Exhibition, confab seen to boost Visayas's artist community

BACOLOD. Viva ExCon 2020 team headed by chairman Charlie Co (third from left) and event director Manny Montelibano (left) during the press conference on the 16th Biennale Visayas Islands Visual Arts Exhibition and Conference at the Orange Project in Bacolod City Friday, January 10, 2020. (Erwin P. Nicavera)
BACOLOD. Viva ExCon 2020 team headed by chairman Charlie Co (third from left) and event director Manny Montelibano (left) during the press conference on the 16th Biennale Visayas Islands Visual Arts Exhibition and Conference at the Orange Project in Bacolod City Friday, January 10, 2020. (Erwin P. Nicavera)

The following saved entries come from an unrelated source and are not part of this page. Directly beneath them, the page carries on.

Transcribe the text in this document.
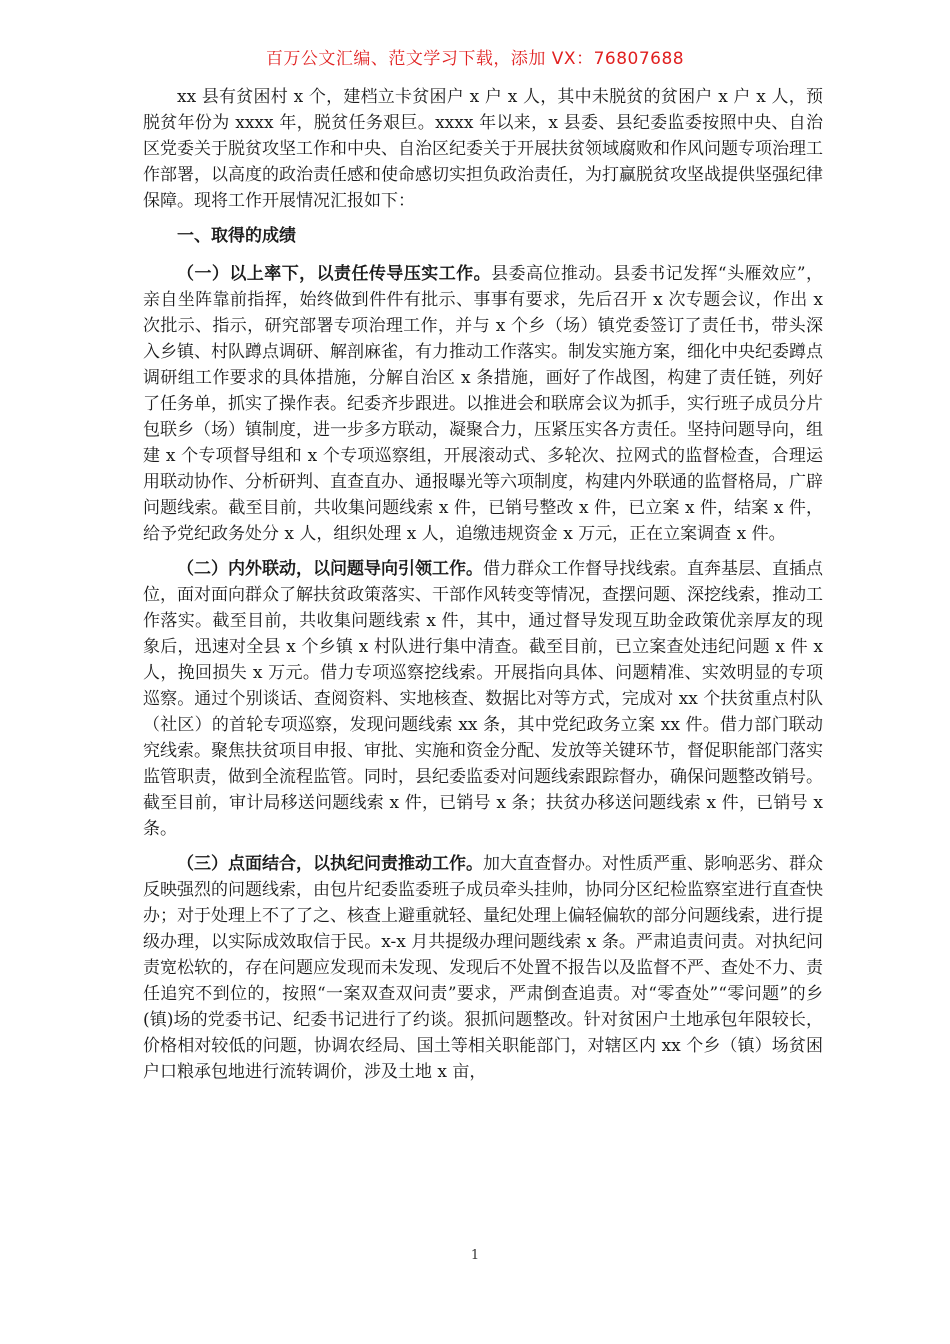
百万公文汇编、范文学习下载，添加 VX：76807688

xx 县有贫困村 x 个，建档立卡贫困户 x 户 x 人，其中未脱贫的贫困户 x 户 x 人，预脱贫年份为 xxxx 年，脱贫任务艰巨。xxxx 年以来，x 县委、县纪委监委按照中央、自治区党委关于脱贫攻坚工作和中央、自治区纪委关于开展扶贫领域腐败和作风问题专项治理工作部署，以高度的政治责任感和使命感切实担负政治责任，为打赢脱贫攻坚战提供坚强纪律保障。现将工作开展情况汇报如下：

一、取得的成绩

（一）以上率下，以责任传导压实工作。县委高位推动。县委书记发挥“头雁效应”，亲自坐阵靠前指挥，始终做到件件有批示、事事有要求，先后召开 x 次专题会议，作出 x 次批示、指示，研究部署专项治理工作，并与 x 个乡（场）镇党委签订了责任书，带头深入乡镇、村队蹲点调研、解剖麻雀，有力推动工作落实。制发实施方案，细化中央纪委蹲点调研组工作要求的具体措施，分解自治区 x 条措施，画好了作战图，构建了责任链，列好了任务单，抓实了操作表。纪委齐步跟进。以推进会和联席会议为抓手，实行班子成员分片包联乡（场）镇制度，进一步多方联动，凝聚合力，压紧压实各方责任。坚持问题导向，组建 x 个专项督导组和 x 个专项巡察组，开展滚动式、多轮次、拉网式的监督检查，合理运用联动协作、分析研判、直查直办、通报曝光等六项制度，构建内外联通的监督格局，广辟问题线索。截至目前，共收集问题线索 x 件，已销号整改 x 件，已立案 x 件，结案 x 件，给予党纪政务处分 x 人，组织处理 x 人，追缴违规资金 x 万元，正在立案调查 x 件。

（二）内外联动，以问题导向引领工作。借力群众工作督导找线索。直奔基层、直插点位，面对面向群众了解扶贫政策落实、干部作风转变等情况，查摆问题、深挖线索，推动工作落实。截至目前，共收集问题线索 x 件，其中，通过督导发现互助金政策优亲厚友的现象后，迅速对全县 x 个乡镇 x 村队进行集中清查。截至目前，已立案查处违纪问题 x 件 x 人，挽回损失 x 万元。借力专项巡察挖线索。开展指向具体、问题精准、实效明显的专项巡察。通过个别谈话、查阅资料、实地核查、数据比对等方式，完成对 xx 个扶贫重点村队（社区）的首轮专项巡察，发现问题线索 xx 条，其中党纪政务立案 xx 件。借力部门联动究线索。聚焦扶贫项目申报、审批、实施和资金分配、发放等关键环节，督促职能部门落实监管职责，做到全流程监管。同时，县纪委监委对问题线索跟踪督办，确保问题整改销号。截至目前，审计局移送问题线索 x 件，已销号 x 条；扶贫办移送问题线索 x 件，已销号 x 条。

（三）点面结合，以执纪问责推动工作。加大直查督办。对性质严重、影响恶劣、群众反映强烈的问题线索，由包片纪委监委班子成员牵头挂帅，协同分区纪检监察室进行直查快办；对于处理上不了了之、核查上避重就轻、量纪处理上偏轻偏软的部分问题线索，进行提级办理，以实际成效取信于民。x-x 月共提级办理问题线索 x 条。严肃追责问责。对执纪问责宽松软的，存在问题应发现而未发现、发现后不处置不报告以及监督不严、查处不力、责任追究不到位的，按照“一案双查双问责”要求，严肃倒查追责。对“零查处”“零问题”的乡(镇)场的党委书记、纪委书记进行了约谈。狠抓问题整改。针对贫困户土地承包年限较长，价格相对较低的问题，协调农经局、国土等相关职能部门，对辖区内 xx 个乡（镇）场贫困户口粮承包地进行流转调价，涉及土地 x 亩，

1
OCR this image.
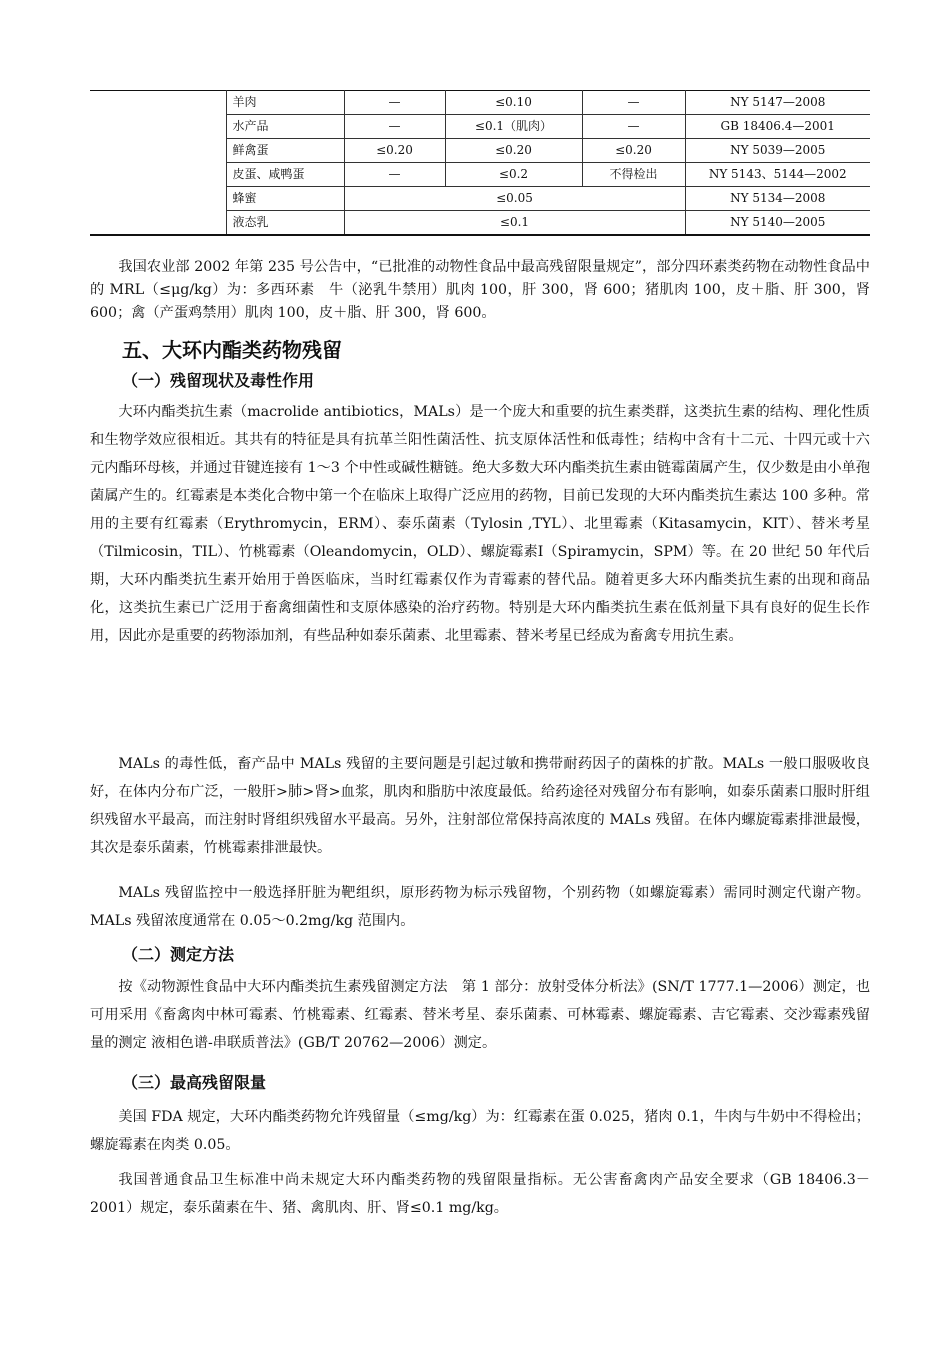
	羊肉	—	≤0.10	—	NY 5147—2008
	水产品	—	≤0.1（肌肉）	—	GB 18406.4—2001
	鲜禽蛋	≤0.20	≤0.20	≤0.20	NY 5039—2005
	皮蛋、咸鸭蛋	—	≤0.2	不得检出	NY 5143、5144—2002
	蜂蜜	≤0.05			NY 5134—2008
	液态乳	≤0.1			NY 5140—2005

我国农业部 2002 年第 235 号公告中，“已批准的动物性食品中最高残留限量规定”，部分四环素类药物在动物性食品中的 MRL（≤μg/kg）为：多西环素　牛（泌乳牛禁用）肌肉 100，肝 300，肾 600；猪肌肉 100，皮＋脂、肝 300，肾 600；禽（产蛋鸡禁用）肌肉 100，皮＋脂、肝 300，肾 600。

五、大环内酯类药物残留
（一）残留现状及毒性作用

大环内酯类抗生素（macrolide antibiotics，MALs）是一个庞大和重要的抗生素类群，这类抗生素的结构、理化性质和生物学效应很相近。其共有的特征是具有抗革兰阳性菌活性、抗支原体活性和低毒性；结构中含有十二元、十四元或十六元内酯环母核，并通过苷键连接有 1～3 个中性或碱性糖链。绝大多数大环内酯类抗生素由链霉菌属产生，仅少数是由小单孢菌属产生的。红霉素是本类化合物中第一个在临床上取得广泛应用的药物，目前已发现的大环内酯类抗生素达 100 多种。常用的主要有红霉素（Erythromycin，ERM）、泰乐菌素（Tylosin ,TYL）、北里霉素（Kitasamycin，KIT）、替米考星（Tilmicosin，TIL）、竹桃霉素（Oleandomycin，OLD）、螺旋霉素Ⅰ（Spiramycin，SPM）等。在 20 世纪 50 年代后期，大环内酯类抗生素开始用于兽医临床，当时红霉素仅作为青霉素的替代品。随着更多大环内酯类抗生素的出现和商品化，这类抗生素已广泛用于畜禽细菌性和支原体感染的治疗药物。特别是大环内酯类抗生素在低剂量下具有良好的促生长作用，因此亦是重要的药物添加剂，有些品种如泰乐菌素、北里霉素、替米考星已经成为畜禽专用抗生素。

MALs 的毒性低，畜产品中 MALs 残留的主要问题是引起过敏和携带耐药因子的菌株的扩散。MALs 一般口服吸收良好，在体内分布广泛，一般肝>肺>肾>血浆，肌肉和脂肪中浓度最低。给药途径对残留分布有影响，如泰乐菌素口服时肝组织残留水平最高，而注射时肾组织残留水平最高。另外，注射部位常保持高浓度的 MALs 残留。在体内螺旋霉素排泄最慢，其次是泰乐菌素，竹桃霉素排泄最快。

MALs 残留监控中一般选择肝脏为靶组织，原形药物为标示残留物，个别药物（如螺旋霉素）需同时测定代谢产物。MALs 残留浓度通常在 0.05～0.2mg/kg 范围内。

（二）测定方法

按《动物源性食品中大环内酯类抗生素残留测定方法　第 1 部分：放射受体分析法》(SN/T 1777.1—2006）测定，也可用采用《畜禽肉中林可霉素、竹桃霉素、红霉素、替米考星、泰乐菌素、可林霉素、螺旋霉素、吉它霉素、交沙霉素残留量的测定 液相色谱-串联质普法》(GB/T 20762—2006）测定。

（三）最高残留限量

美国 FDA 规定，大环内酯类药物允许残留量（≤mg/kg）为：红霉素在蛋 0.025，猪肉 0.1，牛肉与牛奶中不得检出；螺旋霉素在肉类 0.05。

我国普通食品卫生标准中尚未规定大环内酯类药物的残留限量指标。无公害畜禽肉产品安全要求（GB 18406.3－2001）规定，泰乐菌素在牛、猪、禽肌肉、肝、肾≤0.1 mg/kg。
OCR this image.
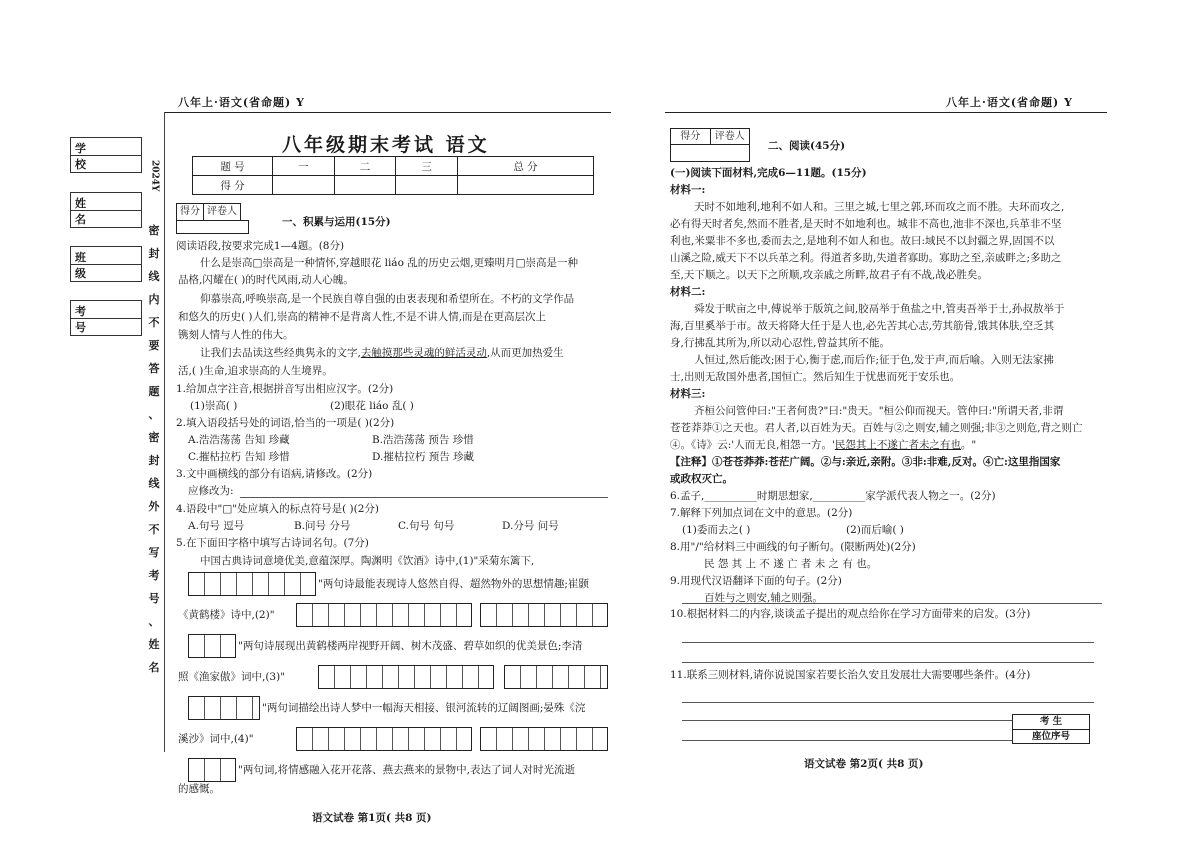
八年上·语文(省命题) Y	八年上·语文(省命题) Y
学 校
姓 名
班 级
考 号
2024Y
密
封
线
内
不
要
答
题
、
密
封
线
外
不
写
考
号
、
姓
名
八年级期末考试 语文
题 号	一	二	三	总 分
得 分				
得分 评卷人
一、积累与运用(15分)
阅读语段,按要求完成1—4题。(8分)
什么是崇高□崇高是一种情怀,穿越眼花 liáo 乱的历史云烟,更臻明月□崇高是一种
品格,闪耀在( )的时代风雨,动人心魄。
仰慕崇高,呼唤崇高,是一个民族自尊自强的由衷表现和希望所在。不朽的文学作品
和悠久的历史( )人们,崇高的精神不是背离人性,不是不讲人情,而是在更高层次上
镌刻人情与人性的伟大。
让我们去品读这些经典隽永的文字,去触摸那些灵魂的鲜活灵动,从而更加热爱生
活,( )生命,追求崇高的人生境界。
1.给加点字注音,根据拼音写出相应汉字。(2分)
(1)崇高( )	(2)眼花 liáo 乱( )
2.填入语段括号处的词语,恰当的一项是( )(2分)
A.浩浩荡荡 告知 珍藏	B.浩浩荡荡 预告 珍惜
C.摧枯拉朽 告知 珍惜	D.摧枯拉朽 预告 珍藏
3.文中画横线的部分有语病,请修改。(2分)
应修改为:
4.语段中"□"处应填入的标点符号是( )(2分)
A.句号 逗号	B.问号 分号	C.句号 句号	D.分号 问号
5.在下面田字格中填写古诗词名句。(7分)
中国古典诗词意境优美,意蕴深厚。陶渊明《饮酒》诗中,(1)"采菊东篱下,
"两句诗最能表现诗人悠然自得、超然物外的思想情趣;崔颢
《黄鹤楼》诗中,(2)"
"两句诗展现出黄鹤楼两岸视野开阔、树木茂盛、碧草如织的优美景色;李清
照《渔家傲》词中,(3)"
"两句词描绘出诗人梦中一幅海天相接、银河流转的辽阔图画;晏殊《浣
溪沙》词中,(4)"
"两句词,将情感融入花开花落、燕去燕来的景物中,表达了词人对时光流逝
的感慨。
语文试卷 第1页( 共8 页)
得分	评卷人
二、阅读(45分)
(一)阅读下面材料,完成6—11题。(15分)
材料一:
天时不如地利,地利不如人和。三里之城,七里之郭,环而攻之而不胜。夫环而攻之,
必有得天时者矣,然而不胜者,是天时不如地利也。城非不高也,池非不深也,兵革非不坚
利也,米粟非不多也,委而去之,是地利不如人和也。故曰:域民不以封疆之界,固国不以
山溪之险,威天下不以兵革之利。得道者多助,失道者寡助。寡助之至,亲戚畔之;多助之
至,天下顺之。以天下之所顺,攻亲戚之所畔,故君子有不战,战必胜矣。
材料二:
舜发于畎亩之中,傅说举于版筑之间,胶鬲举于鱼盐之中,管夷吾举于士,孙叔敖举于
海,百里奚举于市。故天将降大任于是人也,必先苦其心志,劳其筋骨,饿其体肤,空乏其
身,行拂乱其所为,所以动心忍性,曾益其所不能。
人恒过,然后能改;困于心,衡于虑,而后作;征于色,发于声,而后喻。入则无法家拂
士,出则无敌国外患者,国恒亡。然后知生于忧患而死于安乐也。
材料三:
齐桓公问管仲曰:"王者何贵?"曰:"贵天。"桓公仰而视天。管仲曰:"所谓天者,非谓
苍苍莽莽①之天也。君人者,以百姓为天。百姓与②之则安,辅之则强;非③之则危,背之则亡
④。《诗》云:'人而无良,相怨一方。'民怨其上不遂亡者未之有也。"
【注释】①苍苍莽莽:苍茫广阔。②与:亲近,亲附。③非:非难,反对。④亡:这里指国家
或政权灭亡。
6.孟子,__________时期思想家,__________家学派代表人物之一。(2分)
7.解释下列加点词在文中的意思。(2分)
(1)委而去之( )	(2)而后喻( )
8.用"/"给材料三中画线的句子断句。(限断两处)(2分)
民 怨 其 上 不 遂 亡 者 未 之 有 也。
9.用现代汉语翻译下面的句子。(2分)
百姓与之则安,辅之则强。
10.根据材料二的内容,谈谈孟子提出的观点给你在学习方面带来的启发。(3分)
11.联系三则材料,请你说说国家若要长治久安且发展壮大需要哪些条件。(4分)
考 生
座位序号
语文试卷 第2页( 共8 页)
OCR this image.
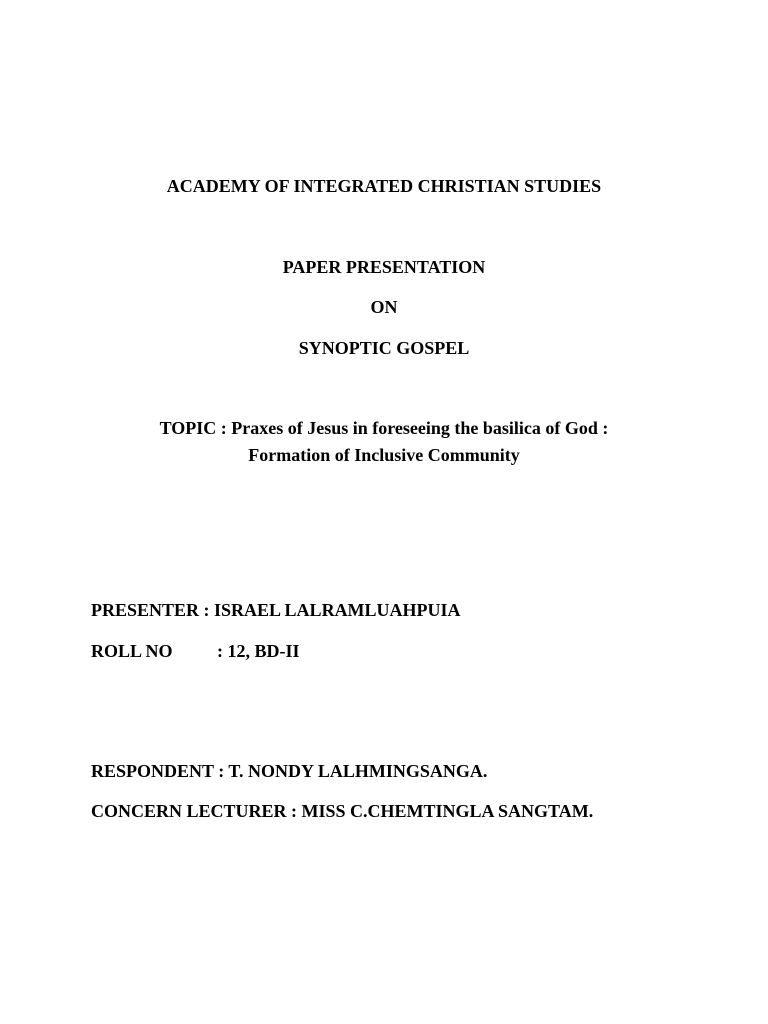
ACADEMY OF INTEGRATED CHRISTIAN STUDIES
PAPER PRESENTATION
ON
SYNOPTIC GOSPEL
TOPIC : Praxes of Jesus in foreseeing the basilica of God :
Formation of Inclusive Community
PRESENTER : ISRAEL LALRAMLUAHPUIA
ROLL NO : 12, BD-II
RESPONDENT : T. NONDY LALHMINGSANGA.
CONCERN LECTURER : MISS C.CHEMTINGLA SANGTAM.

POSITIONED to further strengthen the local art community, about 400 Visayan and international visual artists are gathering for the 16th Biennale Visayas Islands Visual Arts Exhibition and Conference (Viva ExCon) in Bacolod City in November 2020.

Viva ExCon 2020 chairman and Negrense artist Charlie Co, in a press conference at the Orange Project in Bacolod City Friday, January 10, said the longest-running biennale artist-run exhibition and conference is a platform that has spurred positive impact to the local artists' community.

Co said it has been giving more opportunity for "non-mainstream artists" and the venue for them to be scene, to show their works.

"The local art scene has evolved, the landscape has become very strong," he said, adding that this is strongly evident as Viva ExCon has been existing for 30 years now, it has become the voice of the Visayan artists.

The Visayas-wide biennale exhibition and conference was started by the art group Black Artist in Asia in Bacolod City in 1990.

Since then, it has become an effective artist-centered blueprint where other initiatives have been patterned after.

Viva ExCon mainly aims to celebrate Visayan art by bridging the islands of the Visayas so as to provide a venue to facilitate dialogues, interaction, networking and cultural exchanges thus, addressing fundamental and relevant issues among visual art communities and other stakeholders.

ExCon director Manny Montelibano, also a Negrense artist, said it is the fifth hosting of Bacolod City of such huge gathering of artists in all three regions of the Visayas.

Montelibano said this year's edition is mainly aimed at empowering local art practices and enabling them to become relevant to the challenges of the changing times.

"Through the ExCon, we want to explore opportunities for collaboration and forging of resources among sectors of the community," he said, adding that this is also geared toward responding to art-related issues proactively and design a preferred future for the artist community.

The theme, "What Now," is in keeping with future studies which postulates possible, probable and preferable futures and the world views and myths underlying them, the organization said.

"What Now" seeks to understand the context and circumstance of the art community in relation to the sectors of the community it coexists with, what is likely to continue and what could plausibly change.

Part of the creative initiative is to seek a systematic and pattern-based understanding of past and present, promote inclusivity, and determine the likelihood of future events and trends so as to better respond with alternatives towards a much-preferred future, it added.

The activities during the Viva ExCon 2020 include art fair talk and launch, tribute, archival and collateral exhibitions, Visayan Community Fair, conference proper, and organizational meeting, among others.

Themed "Kalibutan: The World in Mind," the exhibition component of the

event takes inspiration from the Visayan word "kalibutan" which refers to both the world and consciousness. It is a dense and intricate term because it brings together world-making and worldview.

The conference, meanwhile, is mainly focused on visual artists but exhibitions are open to performing and other forms of art as well as to the public.

This is really creating more awareness about the importance of art in making the Philippines a more "colorful" nation, Co said, as he stressed that it is a challenge especially for the next generation to sustain another 30 years of strong artist community.